• danA
    link
    fedilink
    arrow-up
    16
    ·
    edit-2
    11 months ago

    I broke the home page of a big tech (FAANG) company.

    I added a call to an API created by another team. I did an initial test with 2% of production traffic + 50% of employee traffic, and it worked fine. After a day or two, I rolled out to 100% of users, and it broke the home page. It was broken for around 3 minutes until the deployment oncall found the killswitch I put in the code and turned it off. They noticed the issue quicker than I did.

    What I didn’t realise was that only some of the methods of this class had Memcache caching. The method I was calling did not. It turns out it was running a database query on a DB with a single shard and only 4 replicas, that wasn’t designed for production traffic. As soon as my code rolled out to 100% of users. the DBs immediately fell over from tens of thousands of simultaneous connections.

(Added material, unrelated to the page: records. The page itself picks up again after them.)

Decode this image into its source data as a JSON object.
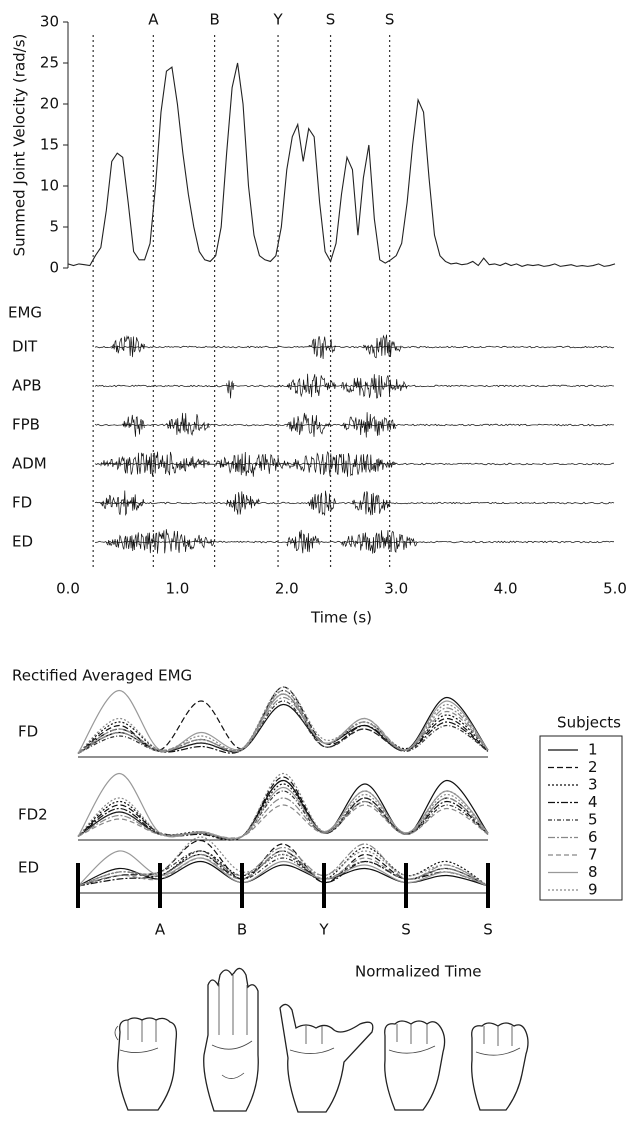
{
  "chart_data": [
    {
      "type": "line",
      "y_label": "Summed Joint Velocity (rad/s)",
      "color": "#222",
      "xlim": [
        0,
        5
      ],
      "ylim": [
        0,
        30
      ],
      "yticks": [
        0,
        5,
        10,
        15,
        20,
        25,
        30
      ],
      "events": [
        {
          "value": 0.23
        },
        {
          "value": 0.78,
          "label": "A"
        },
        {
          "value": 1.34,
          "label": "B"
        },
        {
          "value": 1.92,
          "label": "Y"
        },
        {
          "value": 2.4,
          "label": "S"
        },
        {
          "value": 2.94,
          "label": "S"
        }
      ],
      "x": [
        0,
        0.05,
        0.1,
        0.15,
        0.2,
        0.25,
        0.3,
        0.35,
        0.4,
        0.45,
        0.5,
        0.55,
        0.6,
        0.65,
        0.7,
        0.75,
        0.8,
        0.85,
        0.9,
        0.95,
        1,
        1.05,
        1.1,
        1.15,
        1.2,
        1.25,
        1.3,
        1.35,
        1.4,
        1.45,
        1.5,
        1.55,
        1.6,
        1.65,
        1.7,
        1.75,
        1.8,
        1.85,
        1.9,
        1.95,
        2,
        2.05,
        2.1,
        2.15,
        2.2,
        2.25,
        2.3,
        2.35,
        2.4,
        2.45,
        2.5,
        2.55,
        2.6,
        2.65,
        2.7,
        2.75,
        2.8,
        2.85,
        2.9,
        2.95,
        3,
        3.05,
        3.1,
        3.15,
        3.2,
        3.25,
        3.3,
        3.35,
        3.4,
        3.45,
        3.5,
        3.55,
        3.6,
        3.65,
        3.7,
        3.75,
        3.8,
        3.85,
        3.9,
        3.95,
        4,
        4.05,
        4.1,
        4.15,
        4.2,
        4.25,
        4.3,
        4.35,
        4.4,
        4.45,
        4.5,
        4.55,
        4.6,
        4.65,
        4.7,
        4.75,
        4.8,
        4.85,
        4.9,
        4.95,
        5
      ],
      "values": [
        0.5,
        0.3,
        0.5,
        0.4,
        0.3,
        1.5,
        2.5,
        7,
        13,
        14,
        13.5,
        8,
        2,
        1,
        1,
        3,
        10,
        19,
        24,
        24.5,
        20,
        14,
        9,
        5,
        2,
        1,
        0.8,
        1.5,
        5,
        14,
        22,
        25,
        20,
        10,
        4,
        1.5,
        1,
        0.8,
        1.5,
        5,
        12,
        16,
        17.5,
        13,
        17,
        16,
        8,
        2,
        0.8,
        3,
        9,
        13.5,
        12,
        4,
        11,
        15,
        6,
        1,
        0.6,
        1,
        1.5,
        3,
        8,
        15,
        20.5,
        19,
        11,
        4,
        1.5,
        0.8,
        0.5,
        0.6,
        0.4,
        0.5,
        0.8,
        0.3,
        1.2,
        0.4,
        0.5,
        0.3,
        0.6,
        0.3,
        0.5,
        0.2,
        0.4,
        0.3,
        0.4,
        0.2,
        0.3,
        0.5,
        0.2,
        0.3,
        0.4,
        0.2,
        0.3,
        0.2,
        0.3,
        0.5,
        0.2,
        0.3,
        0.5
      ]
    },
    {
      "type": "emg",
      "title": "EMG",
      "x_label": "Time (s)",
      "xlim": [
        0,
        5
      ],
      "xticks": [
        {
          "value": 0,
          "label": "0.0"
        },
        {
          "value": 1,
          "label": "1.0"
        },
        {
          "value": 2,
          "label": "2.0"
        },
        {
          "value": 3,
          "label": "3.0"
        },
        {
          "value": 4,
          "label": "4.0"
        },
        {
          "value": 5,
          "label": "5.0"
        }
      ],
      "rows": [
        {
          "label": "DIT",
          "bursts": [
            [
              0.4,
              0.7
            ],
            [
              2.2,
              2.45
            ],
            [
              2.7,
              3.05
            ]
          ]
        },
        {
          "label": "APB",
          "bursts": [
            [
              1.45,
              1.52
            ],
            [
              2.0,
              2.45
            ],
            [
              2.5,
              3.1
            ]
          ]
        },
        {
          "label": "FPB",
          "bursts": [
            [
              0.5,
              0.7
            ],
            [
              0.9,
              1.3
            ],
            [
              2.0,
              2.4
            ],
            [
              2.5,
              3.0
            ]
          ]
        },
        {
          "label": "ADM",
          "bursts": [
            [
              0.3,
              1.3
            ],
            [
              1.35,
              2.0
            ],
            [
              2.0,
              3.0
            ]
          ]
        },
        {
          "label": "FD",
          "bursts": [
            [
              0.3,
              0.7
            ],
            [
              1.45,
              1.75
            ],
            [
              2.2,
              2.45
            ],
            [
              2.6,
              2.95
            ]
          ]
        },
        {
          "label": "ED",
          "bursts": [
            [
              0.35,
              1.35
            ],
            [
              2.0,
              2.3
            ],
            [
              2.5,
              3.2
            ]
          ]
        }
      ]
    },
    {
      "type": "line",
      "title": "Rectified Averaged EMG",
      "x_label": "Normalized Time",
      "legend_title": "Subjects",
      "xlim": [
        0,
        5
      ],
      "ylim": [
        0,
        100
      ],
      "events": [
        {
          "value": 1,
          "label": "A"
        },
        {
          "value": 2,
          "label": "B"
        },
        {
          "value": 3,
          "label": "Y"
        },
        {
          "value": 4,
          "label": "S"
        },
        {
          "value": 5,
          "label": "S"
        }
      ],
      "x": [
        0,
        0.5,
        1,
        1.5,
        2,
        2.5,
        3,
        3.5,
        4,
        4.5,
        5
      ],
      "series": [
        {
          "name": "1",
          "color": "#111",
          "dash": "none"
        },
        {
          "name": "2",
          "color": "#111",
          "dash": "6,3"
        },
        {
          "name": "3",
          "color": "#111",
          "dash": "2,2"
        },
        {
          "name": "4",
          "color": "#111",
          "dash": "7,2,2,2"
        },
        {
          "name": "5",
          "color": "#333",
          "dash": "4,2,1,2"
        },
        {
          "name": "6",
          "color": "#888",
          "dash": "7,2,2,2"
        },
        {
          "name": "7",
          "color": "#888",
          "dash": "5,3"
        },
        {
          "name": "8",
          "color": "#999",
          "dash": "none"
        },
        {
          "name": "9",
          "color": "#888",
          "dash": "2,2"
        }
      ],
      "panels": [
        {
          "label": "FD",
          "values": [
            [
              5,
              35,
              8,
              20,
              10,
              75,
              20,
              45,
              10,
              85,
              10
            ],
            [
              5,
              45,
              10,
              80,
              12,
              100,
              20,
              40,
              10,
              55,
              8
            ],
            [
              5,
              50,
              10,
              25,
              12,
              95,
              20,
              50,
              12,
              60,
              10
            ],
            [
              5,
              40,
              8,
              15,
              10,
              90,
              15,
              45,
              10,
              50,
              8
            ],
            [
              5,
              30,
              8,
              20,
              10,
              80,
              15,
              40,
              8,
              45,
              8
            ],
            [
              5,
              35,
              8,
              25,
              10,
              85,
              20,
              50,
              10,
              70,
              10
            ],
            [
              5,
              40,
              10,
              25,
              12,
              95,
              20,
              55,
              10,
              65,
              10
            ],
            [
              5,
              95,
              10,
              35,
              12,
              90,
              20,
              55,
              10,
              80,
              10
            ],
            [
              5,
              55,
              10,
              30,
              12,
              100,
              25,
              50,
              10,
              75,
              10
            ]
          ]
        },
        {
          "label": "FD2",
          "values": [
            [
              5,
              40,
              8,
              10,
              5,
              85,
              10,
              80,
              8,
              85,
              10
            ],
            [
              5,
              50,
              10,
              10,
              5,
              90,
              10,
              60,
              8,
              60,
              8
            ],
            [
              5,
              55,
              10,
              12,
              5,
              80,
              12,
              70,
              10,
              70,
              10
            ],
            [
              5,
              45,
              8,
              8,
              5,
              85,
              10,
              55,
              8,
              55,
              8
            ],
            [
              5,
              40,
              8,
              10,
              5,
              70,
              10,
              60,
              8,
              50,
              8
            ],
            [
              5,
              35,
              8,
              10,
              5,
              60,
              10,
              55,
              8,
              60,
              8
            ],
            [
              5,
              30,
              8,
              10,
              5,
              50,
              10,
              50,
              8,
              45,
              8
            ],
            [
              5,
              95,
              10,
              12,
              5,
              75,
              12,
              70,
              10,
              70,
              10
            ],
            [
              5,
              60,
              10,
              10,
              5,
              95,
              12,
              65,
              10,
              65,
              10
            ]
          ]
        },
        {
          "label": "ED",
          "values": [
            [
              10,
              35,
              20,
              45,
              15,
              40,
              20,
              35,
              15,
              25,
              10
            ],
            [
              10,
              25,
              30,
              75,
              20,
              70,
              15,
              55,
              20,
              35,
              10
            ],
            [
              10,
              30,
              25,
              60,
              25,
              55,
              20,
              65,
              25,
              45,
              10
            ],
            [
              10,
              20,
              25,
              55,
              20,
              60,
              15,
              45,
              20,
              30,
              10
            ],
            [
              10,
              25,
              30,
              60,
              20,
              50,
              20,
              45,
              20,
              35,
              10
            ],
            [
              10,
              30,
              25,
              55,
              25,
              65,
              25,
              70,
              20,
              40,
              10
            ],
            [
              10,
              25,
              20,
              50,
              20,
              60,
              20,
              50,
              20,
              35,
              10
            ],
            [
              10,
              60,
              25,
              50,
              15,
              45,
              20,
              40,
              15,
              30,
              10
            ],
            [
              10,
              30,
              30,
              80,
              30,
              55,
              25,
              60,
              25,
              40,
              10
            ]
          ]
        }
      ]
    }
  ]
}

    Always use feature flags for risky work! It would have been broken for a lot longer if I didn’t add one and they had to re-deploy the site. The site was continuously pushed all day, but building and deploying could take 45+ mins.

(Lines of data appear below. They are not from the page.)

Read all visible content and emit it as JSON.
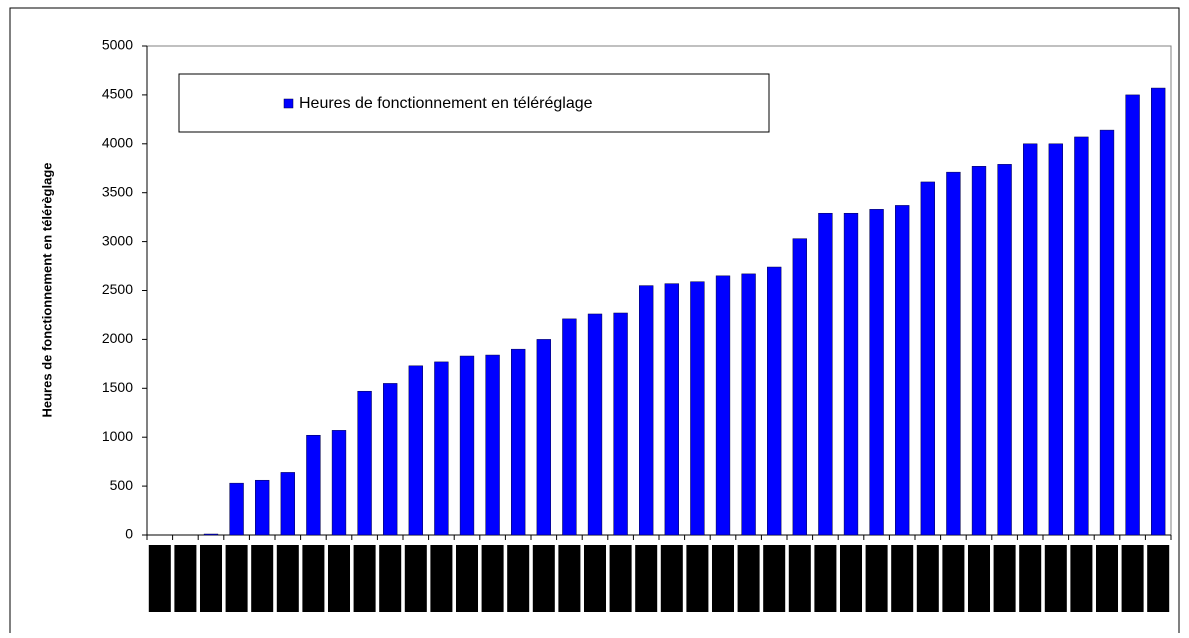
{
  "chart_data": {
    "type": "bar",
    "y_label": "Heures de fonctionnement en télérèglage",
    "legend": "Heures de fonctionnement en téléréglage",
    "categories": [
      null,
      null,
      null,
      null,
      null,
      null,
      null,
      null,
      null,
      null,
      null,
      null,
      null,
      null,
      null,
      null,
      null,
      null,
      null,
      null,
      null,
      null,
      null,
      null,
      null,
      null,
      null,
      null,
      null,
      null,
      null,
      null,
      null,
      null,
      null,
      null,
      null,
      null,
      null,
      null
    ],
    "series": [
      {
        "name": "Heures de fonctionnement en téléréglage",
        "color": "#0000ff",
        "values": [
          0,
          0,
          10,
          530,
          560,
          640,
          1020,
          1070,
          1470,
          1550,
          1730,
          1770,
          1830,
          1840,
          1900,
          2000,
          2210,
          2260,
          2270,
          2550,
          2570,
          2590,
          2650,
          2670,
          2740,
          3030,
          3290,
          3290,
          3330,
          3370,
          3610,
          3710,
          3770,
          3790,
          4000,
          4000,
          4070,
          4140,
          4500,
          4570
        ]
      }
    ],
    "ylim": [
      0,
      5000
    ],
    "yticks": [
      0,
      500,
      1000,
      1500,
      2000,
      2500,
      3000,
      3500,
      4000,
      4500,
      5000
    ],
    "grid": false,
    "legend_position": "top-left"
  }
}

    • jjjalljs@ttrpg.network
      link
      fedilink
      arrow-up
      14
      ·
      11 months ago

      Always use feature flags for risky work! It would have been broken for a lot longer if I didn’t add one and they had to re-deploy the site. The site was continuously pushed all day, but building and deploying could take 45+ mins

      This reminds me of the old saying: everyone has a test environment. Some people are lucky enough to have a separate production environment, too.

        • danA
          link
          fedilink
          arrow-up
          7
          ·
          edit-2
          11 months ago

          Feature flags are just checks that let you enable or disable code paths at runtime. For example, say you’re rewriting the profile page for your app. Instead of just replacing the old code with the new code, you’d do something like:

          if (featureIsEnabled('profile_v2')) {
            // new code
          } else {
            // old code
          }
          

          Then you’d have some UI to enable or disable the flag. If anything goes wrong with the new page after launch, flip the flag and it’ll switch back to the old version without having to modify the code or redeploy the site.

          Fancier gating systems let you do things like roll out to a subset of users (eg a percentage of all users, or to 50% of a particular country, 20% of people that use the site in English, etc) and also let you create a control group in order to compare metrics between users in the test group and users in the control group.

          Larger companies all have custom in-house systems for this, but I’m sure there’s some libraries that make it easy too.

          At my workplace, we don’t have any Git feature branches. Instead, all changes are merged directly to trunk/master, and new features are all gated using feature flags.